First, get lobster bisque. Panera sells a 16-ounce tub in the refrigerated deli section of supermarkets, but I’d suggest the Walmart Marketside version. It’s cheaper and by the time we doctor it up, any quality difference will be buried.
The two add-ins we need are some shrimp and a bottle of dry sherry. I’ve got a bag of frozen raw shrimp that come deveined and partially peeled, 40-50 to a pound. You can use them in pasta dishes or fried rice or on a salad. For this bisque, grab three or four if you’re making cups of soup or 10-12 is you’re making bowls. Thaw them, take off the rest of the shell, and sauté them until they’re cooked through.

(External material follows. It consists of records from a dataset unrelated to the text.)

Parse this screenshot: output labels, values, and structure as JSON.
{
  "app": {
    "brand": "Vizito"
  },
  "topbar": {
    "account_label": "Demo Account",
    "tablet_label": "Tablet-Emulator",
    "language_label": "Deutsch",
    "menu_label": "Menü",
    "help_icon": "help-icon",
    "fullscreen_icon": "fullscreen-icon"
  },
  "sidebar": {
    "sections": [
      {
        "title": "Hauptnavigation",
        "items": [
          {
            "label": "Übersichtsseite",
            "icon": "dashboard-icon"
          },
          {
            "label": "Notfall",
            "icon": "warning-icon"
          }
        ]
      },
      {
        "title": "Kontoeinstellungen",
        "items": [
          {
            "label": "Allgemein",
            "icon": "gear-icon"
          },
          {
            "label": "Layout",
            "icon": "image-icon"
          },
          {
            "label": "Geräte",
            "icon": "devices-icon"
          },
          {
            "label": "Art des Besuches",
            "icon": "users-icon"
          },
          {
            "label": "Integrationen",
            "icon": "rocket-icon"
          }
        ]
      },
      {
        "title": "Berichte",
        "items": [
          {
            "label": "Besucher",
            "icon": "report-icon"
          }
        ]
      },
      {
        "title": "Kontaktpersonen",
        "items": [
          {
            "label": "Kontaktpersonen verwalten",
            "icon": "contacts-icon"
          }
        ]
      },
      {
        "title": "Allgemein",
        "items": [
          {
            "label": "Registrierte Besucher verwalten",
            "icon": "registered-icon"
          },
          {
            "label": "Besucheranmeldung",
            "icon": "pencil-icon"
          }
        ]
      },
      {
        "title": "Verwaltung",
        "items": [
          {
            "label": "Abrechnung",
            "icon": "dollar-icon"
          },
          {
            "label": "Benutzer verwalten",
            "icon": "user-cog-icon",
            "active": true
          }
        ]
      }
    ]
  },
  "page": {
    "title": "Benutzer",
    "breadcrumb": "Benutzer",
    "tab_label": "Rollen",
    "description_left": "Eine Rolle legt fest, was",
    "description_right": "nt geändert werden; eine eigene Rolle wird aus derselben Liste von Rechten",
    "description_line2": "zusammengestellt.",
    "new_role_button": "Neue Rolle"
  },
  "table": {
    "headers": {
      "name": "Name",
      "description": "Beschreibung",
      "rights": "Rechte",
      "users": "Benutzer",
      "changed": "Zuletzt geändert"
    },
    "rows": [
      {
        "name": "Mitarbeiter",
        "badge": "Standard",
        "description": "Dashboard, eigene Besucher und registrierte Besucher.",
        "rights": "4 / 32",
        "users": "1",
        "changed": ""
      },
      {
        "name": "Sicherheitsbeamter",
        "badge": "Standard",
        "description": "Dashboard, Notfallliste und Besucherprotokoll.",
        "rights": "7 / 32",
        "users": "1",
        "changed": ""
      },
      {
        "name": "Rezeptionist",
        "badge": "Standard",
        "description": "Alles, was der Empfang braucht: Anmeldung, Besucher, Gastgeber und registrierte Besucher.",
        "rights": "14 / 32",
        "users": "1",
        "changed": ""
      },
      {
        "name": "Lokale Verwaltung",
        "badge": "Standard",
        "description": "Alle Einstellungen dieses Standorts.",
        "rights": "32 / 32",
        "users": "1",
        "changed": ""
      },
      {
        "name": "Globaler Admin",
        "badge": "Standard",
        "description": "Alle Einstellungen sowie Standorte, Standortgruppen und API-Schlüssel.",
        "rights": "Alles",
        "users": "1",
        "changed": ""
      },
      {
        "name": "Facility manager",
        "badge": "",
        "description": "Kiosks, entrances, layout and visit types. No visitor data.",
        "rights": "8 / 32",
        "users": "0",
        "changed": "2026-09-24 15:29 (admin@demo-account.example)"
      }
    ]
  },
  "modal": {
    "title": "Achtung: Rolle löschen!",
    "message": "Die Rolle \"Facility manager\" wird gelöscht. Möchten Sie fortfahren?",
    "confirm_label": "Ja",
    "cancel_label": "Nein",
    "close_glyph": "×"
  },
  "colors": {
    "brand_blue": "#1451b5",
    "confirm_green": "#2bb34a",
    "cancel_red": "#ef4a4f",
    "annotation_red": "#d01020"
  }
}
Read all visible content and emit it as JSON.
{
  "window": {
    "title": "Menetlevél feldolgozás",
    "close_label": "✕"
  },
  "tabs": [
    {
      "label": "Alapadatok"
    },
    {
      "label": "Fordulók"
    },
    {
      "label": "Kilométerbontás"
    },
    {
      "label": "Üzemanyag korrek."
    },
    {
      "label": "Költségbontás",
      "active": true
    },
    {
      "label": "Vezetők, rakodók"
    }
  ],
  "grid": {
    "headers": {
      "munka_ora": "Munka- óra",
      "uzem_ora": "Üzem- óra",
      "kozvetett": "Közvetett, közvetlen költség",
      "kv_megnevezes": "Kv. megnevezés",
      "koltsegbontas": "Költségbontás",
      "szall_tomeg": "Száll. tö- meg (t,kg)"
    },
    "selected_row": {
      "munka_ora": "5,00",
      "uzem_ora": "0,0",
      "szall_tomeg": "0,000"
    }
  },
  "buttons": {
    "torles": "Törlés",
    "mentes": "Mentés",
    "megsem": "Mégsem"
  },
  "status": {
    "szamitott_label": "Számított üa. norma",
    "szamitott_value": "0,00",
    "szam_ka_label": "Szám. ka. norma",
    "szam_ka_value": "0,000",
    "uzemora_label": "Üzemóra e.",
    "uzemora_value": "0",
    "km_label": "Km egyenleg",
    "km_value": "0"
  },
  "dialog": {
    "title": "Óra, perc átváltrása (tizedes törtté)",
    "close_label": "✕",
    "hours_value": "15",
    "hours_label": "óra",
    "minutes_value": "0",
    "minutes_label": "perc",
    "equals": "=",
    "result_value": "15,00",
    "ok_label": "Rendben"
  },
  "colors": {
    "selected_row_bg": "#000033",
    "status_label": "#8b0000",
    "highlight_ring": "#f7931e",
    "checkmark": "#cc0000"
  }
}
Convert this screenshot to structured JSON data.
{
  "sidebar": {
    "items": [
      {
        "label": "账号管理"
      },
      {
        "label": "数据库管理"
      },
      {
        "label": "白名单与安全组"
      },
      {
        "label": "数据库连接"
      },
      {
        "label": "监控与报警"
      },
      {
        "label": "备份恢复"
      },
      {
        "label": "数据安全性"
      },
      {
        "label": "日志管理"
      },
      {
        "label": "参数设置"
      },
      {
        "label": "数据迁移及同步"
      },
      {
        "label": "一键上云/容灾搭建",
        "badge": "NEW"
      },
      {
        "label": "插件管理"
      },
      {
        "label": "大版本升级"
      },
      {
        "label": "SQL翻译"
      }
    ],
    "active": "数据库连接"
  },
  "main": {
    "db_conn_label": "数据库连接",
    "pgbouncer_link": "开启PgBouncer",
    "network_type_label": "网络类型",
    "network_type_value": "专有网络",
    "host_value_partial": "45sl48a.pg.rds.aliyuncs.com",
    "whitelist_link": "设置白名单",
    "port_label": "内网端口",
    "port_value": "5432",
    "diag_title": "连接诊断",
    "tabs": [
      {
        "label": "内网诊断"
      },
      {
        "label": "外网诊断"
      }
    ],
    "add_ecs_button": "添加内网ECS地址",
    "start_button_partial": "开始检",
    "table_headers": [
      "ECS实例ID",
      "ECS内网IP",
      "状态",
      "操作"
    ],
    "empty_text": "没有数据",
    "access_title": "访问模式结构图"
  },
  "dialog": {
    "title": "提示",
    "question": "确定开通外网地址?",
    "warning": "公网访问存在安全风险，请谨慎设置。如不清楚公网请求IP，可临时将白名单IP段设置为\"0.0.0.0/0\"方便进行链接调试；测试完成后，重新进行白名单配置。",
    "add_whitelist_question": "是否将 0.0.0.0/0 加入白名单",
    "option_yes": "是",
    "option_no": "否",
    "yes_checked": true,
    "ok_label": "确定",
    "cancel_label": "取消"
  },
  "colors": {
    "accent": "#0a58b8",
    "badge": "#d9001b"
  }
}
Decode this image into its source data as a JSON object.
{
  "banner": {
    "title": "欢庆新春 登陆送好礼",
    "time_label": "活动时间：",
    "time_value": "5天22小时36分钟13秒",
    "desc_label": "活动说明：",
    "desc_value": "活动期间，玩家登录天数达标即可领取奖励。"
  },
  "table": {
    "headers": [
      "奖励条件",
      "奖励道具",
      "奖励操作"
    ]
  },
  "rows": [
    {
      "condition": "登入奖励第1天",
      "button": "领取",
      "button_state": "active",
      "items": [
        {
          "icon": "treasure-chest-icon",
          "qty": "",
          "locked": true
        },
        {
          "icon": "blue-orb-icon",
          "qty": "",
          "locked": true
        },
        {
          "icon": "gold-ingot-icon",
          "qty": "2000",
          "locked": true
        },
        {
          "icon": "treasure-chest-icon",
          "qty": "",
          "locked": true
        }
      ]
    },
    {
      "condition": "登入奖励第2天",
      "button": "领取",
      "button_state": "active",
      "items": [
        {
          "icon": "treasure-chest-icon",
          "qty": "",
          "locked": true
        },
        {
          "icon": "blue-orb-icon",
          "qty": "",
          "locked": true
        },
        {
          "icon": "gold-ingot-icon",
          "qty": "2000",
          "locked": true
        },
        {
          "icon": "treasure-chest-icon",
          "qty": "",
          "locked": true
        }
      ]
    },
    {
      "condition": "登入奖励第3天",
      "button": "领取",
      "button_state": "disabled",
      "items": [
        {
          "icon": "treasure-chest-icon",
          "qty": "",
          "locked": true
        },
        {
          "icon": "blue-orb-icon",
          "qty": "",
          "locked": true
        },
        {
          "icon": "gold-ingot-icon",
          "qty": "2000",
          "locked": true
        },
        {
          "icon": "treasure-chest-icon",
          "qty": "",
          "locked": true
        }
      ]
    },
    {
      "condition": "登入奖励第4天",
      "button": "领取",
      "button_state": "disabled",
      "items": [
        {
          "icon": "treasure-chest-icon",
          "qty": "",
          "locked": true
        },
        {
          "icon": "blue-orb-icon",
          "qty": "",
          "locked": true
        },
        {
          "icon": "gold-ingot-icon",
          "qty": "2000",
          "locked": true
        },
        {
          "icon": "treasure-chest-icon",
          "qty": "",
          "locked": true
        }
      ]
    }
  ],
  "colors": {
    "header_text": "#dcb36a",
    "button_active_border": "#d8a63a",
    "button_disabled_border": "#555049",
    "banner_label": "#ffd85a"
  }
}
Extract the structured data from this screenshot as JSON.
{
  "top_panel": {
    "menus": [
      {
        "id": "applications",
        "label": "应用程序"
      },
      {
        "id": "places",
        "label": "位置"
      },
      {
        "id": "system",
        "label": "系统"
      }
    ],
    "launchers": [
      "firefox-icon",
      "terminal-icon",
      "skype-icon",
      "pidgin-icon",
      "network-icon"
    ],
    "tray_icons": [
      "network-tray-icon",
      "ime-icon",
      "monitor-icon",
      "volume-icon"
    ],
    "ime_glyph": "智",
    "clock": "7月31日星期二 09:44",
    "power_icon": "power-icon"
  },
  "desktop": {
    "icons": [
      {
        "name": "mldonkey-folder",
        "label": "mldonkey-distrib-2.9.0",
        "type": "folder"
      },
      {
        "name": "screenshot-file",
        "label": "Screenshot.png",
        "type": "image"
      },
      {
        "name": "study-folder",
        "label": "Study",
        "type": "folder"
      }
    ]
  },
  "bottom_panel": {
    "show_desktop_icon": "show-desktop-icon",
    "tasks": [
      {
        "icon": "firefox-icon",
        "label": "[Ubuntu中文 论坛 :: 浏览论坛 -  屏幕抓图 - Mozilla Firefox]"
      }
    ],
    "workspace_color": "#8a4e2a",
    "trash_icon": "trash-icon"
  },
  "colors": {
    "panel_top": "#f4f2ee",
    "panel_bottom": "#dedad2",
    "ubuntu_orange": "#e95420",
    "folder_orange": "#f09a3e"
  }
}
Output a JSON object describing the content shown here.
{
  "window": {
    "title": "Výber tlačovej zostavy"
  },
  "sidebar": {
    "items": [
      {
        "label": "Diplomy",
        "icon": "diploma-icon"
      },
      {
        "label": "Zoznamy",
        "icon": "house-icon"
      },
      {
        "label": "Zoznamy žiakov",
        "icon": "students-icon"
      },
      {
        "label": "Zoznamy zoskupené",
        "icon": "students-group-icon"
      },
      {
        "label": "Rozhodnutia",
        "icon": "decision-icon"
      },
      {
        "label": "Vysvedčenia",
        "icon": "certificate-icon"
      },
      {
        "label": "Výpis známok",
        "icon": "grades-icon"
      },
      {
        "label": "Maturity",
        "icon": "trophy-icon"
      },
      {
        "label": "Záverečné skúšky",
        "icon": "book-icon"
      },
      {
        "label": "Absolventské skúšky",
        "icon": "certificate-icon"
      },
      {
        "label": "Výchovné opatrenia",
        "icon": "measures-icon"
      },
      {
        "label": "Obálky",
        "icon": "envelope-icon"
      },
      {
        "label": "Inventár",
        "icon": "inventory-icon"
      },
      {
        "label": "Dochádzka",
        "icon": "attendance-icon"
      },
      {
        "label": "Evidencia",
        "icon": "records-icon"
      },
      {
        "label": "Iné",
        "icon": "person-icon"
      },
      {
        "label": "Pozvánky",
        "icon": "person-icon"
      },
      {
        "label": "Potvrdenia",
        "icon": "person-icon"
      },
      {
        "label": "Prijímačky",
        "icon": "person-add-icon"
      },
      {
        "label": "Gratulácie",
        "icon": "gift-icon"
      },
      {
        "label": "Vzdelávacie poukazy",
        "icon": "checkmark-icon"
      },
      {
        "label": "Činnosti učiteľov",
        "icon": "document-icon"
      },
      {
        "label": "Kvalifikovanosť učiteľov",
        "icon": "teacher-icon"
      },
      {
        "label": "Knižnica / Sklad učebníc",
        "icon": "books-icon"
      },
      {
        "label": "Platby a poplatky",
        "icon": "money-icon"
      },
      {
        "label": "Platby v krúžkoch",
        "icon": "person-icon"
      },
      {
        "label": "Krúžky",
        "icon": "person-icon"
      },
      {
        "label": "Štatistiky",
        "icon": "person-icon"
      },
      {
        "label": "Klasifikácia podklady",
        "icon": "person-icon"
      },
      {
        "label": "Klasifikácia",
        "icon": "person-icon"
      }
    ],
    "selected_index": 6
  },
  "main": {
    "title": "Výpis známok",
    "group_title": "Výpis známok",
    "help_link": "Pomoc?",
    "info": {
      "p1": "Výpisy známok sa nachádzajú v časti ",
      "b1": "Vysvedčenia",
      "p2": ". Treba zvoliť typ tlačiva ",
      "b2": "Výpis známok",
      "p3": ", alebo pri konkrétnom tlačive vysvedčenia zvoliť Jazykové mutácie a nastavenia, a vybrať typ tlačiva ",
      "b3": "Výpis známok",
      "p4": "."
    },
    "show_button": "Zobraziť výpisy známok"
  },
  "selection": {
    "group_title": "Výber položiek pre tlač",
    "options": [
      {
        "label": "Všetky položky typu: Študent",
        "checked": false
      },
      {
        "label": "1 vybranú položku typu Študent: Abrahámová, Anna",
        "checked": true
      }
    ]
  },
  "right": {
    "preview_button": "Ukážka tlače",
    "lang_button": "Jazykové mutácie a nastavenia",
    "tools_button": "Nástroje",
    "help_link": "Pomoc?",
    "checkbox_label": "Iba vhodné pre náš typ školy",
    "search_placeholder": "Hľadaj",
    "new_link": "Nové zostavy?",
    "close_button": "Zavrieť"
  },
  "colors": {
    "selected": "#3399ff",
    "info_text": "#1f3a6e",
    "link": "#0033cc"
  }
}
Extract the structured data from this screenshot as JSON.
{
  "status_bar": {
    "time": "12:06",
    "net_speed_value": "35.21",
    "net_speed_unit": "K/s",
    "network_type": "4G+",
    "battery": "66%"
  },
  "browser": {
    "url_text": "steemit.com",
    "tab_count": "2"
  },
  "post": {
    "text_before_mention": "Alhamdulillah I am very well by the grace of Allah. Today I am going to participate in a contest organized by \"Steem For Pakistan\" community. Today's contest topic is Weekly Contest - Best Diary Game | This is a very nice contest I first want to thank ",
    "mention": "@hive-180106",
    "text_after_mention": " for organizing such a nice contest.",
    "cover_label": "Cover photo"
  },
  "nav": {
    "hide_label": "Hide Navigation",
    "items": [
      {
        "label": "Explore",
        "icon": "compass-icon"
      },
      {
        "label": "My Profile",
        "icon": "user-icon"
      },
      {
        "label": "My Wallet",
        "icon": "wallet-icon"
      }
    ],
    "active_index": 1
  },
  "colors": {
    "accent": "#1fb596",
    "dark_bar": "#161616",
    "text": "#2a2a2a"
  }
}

Time to assemble. Get the soup hot, either on the stove or in the – Lord, help us – microwave. Stir in a splash of the sherry and then set your shrimp in the middle of the bowl. You’ll eventually stir them into the bisque when you eat it, but for now, the shrimp pile is more dramatic. Maybe hit the top of the soup with a little black pepper. That’s more for show than for flavor. You can skip that bit if you don’t like pepper.
That’s it. I believe you could sell a bowl of this for $10 at a restaurant – and I also know there are restaurants that do the same kind of thing. Buy a commercial clam chowder, add some cream and bacon, and now it’s “Chef’s Special Recipe.” You can tell everyone your recipe for seafood bisque came from that guy on tv!